На другой день с утра собрались мы в дорогу. Я, как старший, сажусь в кабину рядом с шофером, они, шестеро, в кузов. Вдруг подходит к нашей машине какой-то техник-лейтенант и говорит мне, что начальник мастерских советует отложить отъезд до вечера. Ждите, мол, когда стемнеет. Я объясняю, что день нам терять не с руки, что в нашей мастерской станки простаивают, что сам я приехал днем и ничего со мной не случилось и что, если я скорее поеду, я людей своих скорее накормлю… Мои краснофлотцы слушают наш разговор и, вижу, все мне сочувствуют — хочется им скорее ехать. Лейтенант возражает, советует мне самому поговорить с начальником мастерских. А я думаю: начальник этот мне совсем не начальник, мое начальство за озером, и краснофлотцы уже перечислены в мое распоряжение, и документы на переезд оформлены. Ребята мои молчат, но, вижу, думают то же самое, что я, и ждут, как я решу. Да решать мне и не пришлось — шофер дал газ, мы выехали со двора и покатили.
День был прекрасный, солнечный — конец зимы, чувствуется уже близость марта, но мороз еще здоровый, градусов пятнадцать. Выскочили мы из города, проскочили Охту, едем лесом. Лес в тяжелых снегах, торжественный, синие тени елей ложатся на накатанную дорогу. Хорошо! Я приоткрыл дверцу, смотрю, как они себя чувствуют там, в кузове. Жмутся в своих черных краснофлотских шинелях, уши шапок завязаны под подбородками, но все, как одни, мне улыбаются. А над ними — в двадцать ярусов еловые лапы со снегом и узкая речка ясного синего неба.

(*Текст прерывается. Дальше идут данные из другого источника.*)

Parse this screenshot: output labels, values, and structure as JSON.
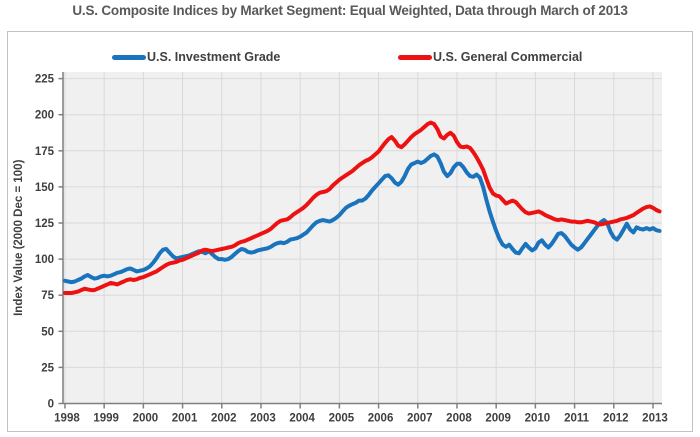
{
  "title": "U.S. Composite Indices by Market Segment: Equal Weighted, Data through March of 2013",
  "colors": {
    "investment_grade_blue": "#1a73bd",
    "general_commercial_red": "#ee1111",
    "plot_background": "#f0f0f0",
    "gridline": "#d9d9d9",
    "axis": "#7f7f7f",
    "tick_label": "#3f3f3f",
    "title_text": "#595959"
  },
  "chart_data": {
    "type": "line",
    "title": "U.S. Composite Indices by Market Segment: Equal Weighted, Data through March of 2013",
    "xlabel": "",
    "ylabel": "Index Value (2000 Dec = 100)",
    "xlim": [
      1997.95,
      2013.23
    ],
    "ylim": [
      0,
      225
    ],
    "x_ticks": [
      1998,
      1999,
      2000,
      2001,
      2002,
      2003,
      2004,
      2005,
      2006,
      2007,
      2008,
      2009,
      2010,
      2011,
      2012,
      2013
    ],
    "y_ticks": [
      0,
      25,
      50,
      75,
      100,
      125,
      150,
      175,
      200,
      225
    ],
    "grid": true,
    "legend_position": "top",
    "x_start_year": 1998.0,
    "x_step": "monthly",
    "x_end_label": "March 2013",
    "series": [
      {
        "name": "U.S. Investment Grade",
        "color": "#1a73bd",
        "values": [
          85,
          84.5,
          84,
          84.5,
          85.5,
          86.5,
          88,
          89,
          87.5,
          86.5,
          87,
          88,
          88.5,
          88,
          88.5,
          89.5,
          90.5,
          91,
          92,
          93,
          93.5,
          92.5,
          91.5,
          92,
          92.5,
          93.5,
          95,
          97.5,
          100.5,
          104,
          106.5,
          107,
          104.5,
          102,
          100.5,
          101,
          101.5,
          102,
          102.5,
          103.5,
          104.5,
          105.5,
          105,
          104,
          105.5,
          103.5,
          101.5,
          100,
          100,
          99.5,
          100,
          101.5,
          103.5,
          105.5,
          107,
          106.5,
          105,
          104.5,
          105,
          106,
          106.5,
          107,
          107.5,
          108.5,
          110,
          111,
          111.5,
          111,
          112,
          113.5,
          114,
          114.5,
          115.5,
          117,
          118.5,
          121,
          123.5,
          125.5,
          126.5,
          127,
          126.5,
          126,
          127,
          128.5,
          130.5,
          133,
          135.5,
          137,
          138,
          139,
          140.5,
          140.5,
          142,
          144.5,
          147.5,
          150,
          152.5,
          155,
          157.5,
          158,
          156,
          153,
          151.5,
          153.5,
          157.5,
          162.5,
          165.5,
          166.5,
          167.5,
          166.5,
          167.5,
          169.5,
          171.5,
          172.5,
          171,
          166.5,
          160.5,
          157.5,
          159.5,
          163.5,
          166,
          166,
          163.5,
          160,
          157.5,
          157,
          158.5,
          156.5,
          150,
          141,
          133,
          126,
          119.5,
          114,
          110,
          108.5,
          110,
          107,
          104.5,
          104,
          107.5,
          110.5,
          108,
          106,
          107.5,
          111.5,
          113,
          110,
          108,
          110.5,
          114,
          117.5,
          118,
          116,
          113,
          110,
          108,
          106.5,
          108,
          111,
          114,
          117,
          120,
          123,
          125.5,
          127,
          125,
          119,
          115,
          113.5,
          116.5,
          120.5,
          124.5,
          120.5,
          118.5,
          122,
          121,
          120.5,
          121.5,
          120.5,
          121.5,
          120,
          119.5
        ]
      },
      {
        "name": "U.S. General Commercial",
        "color": "#ee1111",
        "values": [
          76.5,
          76.5,
          76.5,
          77,
          77.5,
          78.5,
          79.5,
          79,
          78.5,
          78.5,
          79.5,
          80.5,
          81.5,
          82.5,
          83.5,
          83,
          82.5,
          83.5,
          84.5,
          85.5,
          86,
          85.5,
          86,
          87,
          87.5,
          88.5,
          89.5,
          90.5,
          91.5,
          93,
          94.5,
          96,
          97,
          97.5,
          98,
          99,
          99.5,
          100.5,
          101.5,
          102.5,
          103.5,
          104.5,
          106,
          106.5,
          106,
          105.5,
          106,
          106.5,
          107,
          107.5,
          108,
          108.5,
          109.5,
          111,
          112,
          112.5,
          113.5,
          114.5,
          115.5,
          116.5,
          117.5,
          118.5,
          119.5,
          121,
          123,
          125,
          126.5,
          127,
          127.5,
          129,
          131,
          132.5,
          134,
          135.5,
          137.5,
          140,
          142.5,
          144.5,
          146,
          146.5,
          147,
          148.5,
          151,
          153,
          155,
          156.5,
          158,
          159.5,
          161,
          163,
          165,
          166.5,
          168,
          169,
          170.5,
          172.5,
          174.5,
          177.5,
          180.5,
          183,
          184.5,
          182,
          178.5,
          177.5,
          179.5,
          182,
          184.5,
          186.5,
          188,
          189.5,
          191.5,
          193.5,
          194.5,
          193.5,
          190,
          185,
          183.5,
          186,
          187.5,
          185.5,
          181,
          178,
          177.5,
          178,
          177,
          174,
          170.5,
          166.5,
          162,
          155.5,
          149.5,
          145.5,
          144,
          143.5,
          141,
          138.5,
          139.5,
          140.5,
          139.5,
          137,
          134.5,
          132.5,
          131.5,
          132,
          132.5,
          133,
          132,
          130.5,
          129.5,
          128.5,
          127.5,
          127,
          127.5,
          127,
          126.5,
          126,
          126,
          125.5,
          125.5,
          126,
          126.5,
          126,
          125.5,
          124.5,
          124,
          124.5,
          125,
          125.5,
          126,
          126.5,
          127.5,
          128,
          128.5,
          129.5,
          130.5,
          132,
          133.5,
          135,
          136,
          136.5,
          135.5,
          134,
          133
        ]
      }
    ]
  }
}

У Осиновацкого маяка выехали мы на озеро, спустились по скату на лед. Ширь бескрайняя, белизна ослепляющая. В снегах на солнце миллионы миллионов огней. Воздух тоже сверкает, в нем блестит множество взметенных ветром кристалликов снега. Машина дрожит, мотор воет, и мы катим сквозь эту сверкающую белизну. Ноги в кабине, конечно, мерзнут, а хорошо!
Я-то ничего не услышал, услышал шофер. Он приоткрыл свою дверцу, левую, высунул голову и целую минуту смотрел в небо. Потом захлопнул дверцу, нажал на педаль и дал газу, сколько мог. Машина рванулась, мы понеслись, трясясь и подскакивая. Я тоже открыл дверцу и тоже выглянул. Смотрю, все мои ребята в кузове стоят и глядят в небо, задрав подбородки. Я тоже глянул в небо и прямо над нами увидел два «мессершмитта».
Они кружились в густой синеве, как рыбка в омуте. То их почти не видно, то вдруг повернутся и блеснут на солнце. Небесная глубина была так спокойна и светла, что я не почувствовал ни малейшей тревоги. Мне казалось, что между «мессершмиттами» и нашей машиной нет никакой связи. Я захлопнул дворцу. И только через минуту, увидев сквозь ветровое стекло крестообразную голубую тень, мгновенно скользнувшую по дороге и пропавшую, я понял, что нас проследуют.